At last, I'll have something to talk about if I ever find myself seated at dinner next to David Beckham. The world's most famous footballer has joined a very exclusive club, of which I am proud to be a long-standing member. On 21 March, as part of the BBC's Sport Relief, he will appear in a special revival of Only Fools and Horses – complete with Sir David Jason as the Peckham wideboy Del, and Nicholas Lyndhurst as his hapless little brother Rodney (explain to the children that this sitcom, which ran through the entire Thatcher government and beyond, is one of the most popular of all time). David, love, I've been there, too.

In my early twenties, before I started writing so that I could work sitting down, I was a professional actor. And, in 1983, I went to see a delightful man named Ray Butt, in his office at Television Centre. He was directing the second series of OFAH, and looking for someone to play a policewoman, in an episode called "The Long Legs of the Law". At the time I was always being cast as sturdy young policewomen and I never knew why; thanks to OFAH, I now have eternal proof that it was because I looked like Vita Sackville-West on steroids.

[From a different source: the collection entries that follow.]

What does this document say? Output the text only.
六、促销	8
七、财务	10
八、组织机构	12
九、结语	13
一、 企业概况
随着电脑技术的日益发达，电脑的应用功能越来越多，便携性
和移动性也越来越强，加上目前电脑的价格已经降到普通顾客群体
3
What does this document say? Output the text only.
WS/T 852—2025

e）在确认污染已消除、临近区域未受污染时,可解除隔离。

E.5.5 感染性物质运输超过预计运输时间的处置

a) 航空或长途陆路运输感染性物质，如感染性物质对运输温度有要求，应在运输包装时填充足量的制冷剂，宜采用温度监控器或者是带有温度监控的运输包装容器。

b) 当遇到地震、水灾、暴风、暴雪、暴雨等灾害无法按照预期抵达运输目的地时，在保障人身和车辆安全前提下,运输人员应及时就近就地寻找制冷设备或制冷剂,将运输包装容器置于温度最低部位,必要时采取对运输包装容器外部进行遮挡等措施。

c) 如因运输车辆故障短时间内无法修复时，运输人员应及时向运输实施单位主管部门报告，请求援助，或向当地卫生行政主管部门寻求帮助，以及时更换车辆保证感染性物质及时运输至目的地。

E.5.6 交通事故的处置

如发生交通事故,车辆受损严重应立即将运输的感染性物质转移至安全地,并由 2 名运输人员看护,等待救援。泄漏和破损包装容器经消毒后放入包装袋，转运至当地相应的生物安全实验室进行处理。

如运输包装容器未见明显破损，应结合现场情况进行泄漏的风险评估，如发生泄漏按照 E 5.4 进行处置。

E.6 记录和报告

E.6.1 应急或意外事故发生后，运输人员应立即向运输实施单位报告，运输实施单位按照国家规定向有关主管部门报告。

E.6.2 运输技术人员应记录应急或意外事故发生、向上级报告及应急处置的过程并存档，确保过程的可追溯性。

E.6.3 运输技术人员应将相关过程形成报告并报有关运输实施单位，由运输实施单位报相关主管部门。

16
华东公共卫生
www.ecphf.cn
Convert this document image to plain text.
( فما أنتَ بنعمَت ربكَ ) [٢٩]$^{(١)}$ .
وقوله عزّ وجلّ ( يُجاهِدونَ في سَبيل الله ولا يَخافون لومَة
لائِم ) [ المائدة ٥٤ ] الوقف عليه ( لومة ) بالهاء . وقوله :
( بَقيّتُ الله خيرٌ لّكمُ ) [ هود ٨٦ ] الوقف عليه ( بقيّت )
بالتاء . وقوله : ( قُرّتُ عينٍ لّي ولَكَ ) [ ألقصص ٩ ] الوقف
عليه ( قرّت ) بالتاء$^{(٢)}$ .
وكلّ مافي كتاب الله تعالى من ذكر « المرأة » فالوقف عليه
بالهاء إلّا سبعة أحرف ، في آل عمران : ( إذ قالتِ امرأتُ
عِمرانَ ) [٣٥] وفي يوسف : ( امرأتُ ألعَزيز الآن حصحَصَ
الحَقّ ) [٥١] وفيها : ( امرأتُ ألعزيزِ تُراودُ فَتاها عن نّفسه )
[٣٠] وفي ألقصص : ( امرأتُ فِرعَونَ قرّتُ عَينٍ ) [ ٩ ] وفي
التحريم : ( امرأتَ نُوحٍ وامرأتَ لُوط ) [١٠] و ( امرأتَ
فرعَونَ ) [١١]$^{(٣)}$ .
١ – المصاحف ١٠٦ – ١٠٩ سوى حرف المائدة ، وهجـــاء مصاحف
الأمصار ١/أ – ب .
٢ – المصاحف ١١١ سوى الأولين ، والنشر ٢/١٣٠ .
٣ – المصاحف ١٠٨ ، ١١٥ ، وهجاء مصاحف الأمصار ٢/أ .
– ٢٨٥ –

Unfortunately, a combination of middle-class background and the theatre had planted a plum the size of a doorknob in my mouth. I knew my own natural accent would be completely wrong, so I read the script doing an imitation of Jill Gascoine as DI Maggie Forbes in ITV's The Gentle Touch. It worked – I owe her lunch for that. My entire performance was such pure Gascoine, I really ought to cut her in on the repeat fees.

David Beckham will have a cameo role in the 'Only Fools and Horses' reunion sketch on Sport Relief in March

It's one of those old-luvvie maxims that comedy is deadly serious, and you don't laugh during rehearsals. Well, in this case, they were wrong. It was the most enjoyable week's work I've ever had, and I spent most of it helpless with laughter. Sir David Jason, now 73, may actually be the funniest actor in the world; 90 per cent of the job was keeping a straight face while he added touches of comic genius. And Lyndhurst's long-suffering Rodders, with his Puddleglum demeanour, is one of the all-time great television performances.

The plot of my episode is simple: Rodney has picked up a policewoman named Sandra and invited her home to the famous flat in Peckham, failing to appreciate that it is crammed with stolen goods. I was Sandra, in a revolting pale blue blouse, and I snogged Nicholas Lyndhurst!

It was the pinnacle of my acting career, and will probably be the only thing I'm remembered for when I die – if you want immortality, all you need is one appearance in a classic sitcom. Thirty years later, I still get recognised; the series has built up a huge fan base of list-making nerds who occasionally send me hideous photos of myself to sign. It was the golden age of actors' contracts, and that means my single week's work has brought in some very useful repeat fees down the years.

One pinnacle of my subsequent career as a journalist happened about a decade after my episode of OFAH, when I dropped into rehearsals of the umpteenth series to interview David Jason, and found the cast and crew beautifully unchanged. It hit me then just how lucky I was to have been part of it. Whatever I did before, or have done since – once, I supped with the immortals. David Beckham, this is where your real fame begins.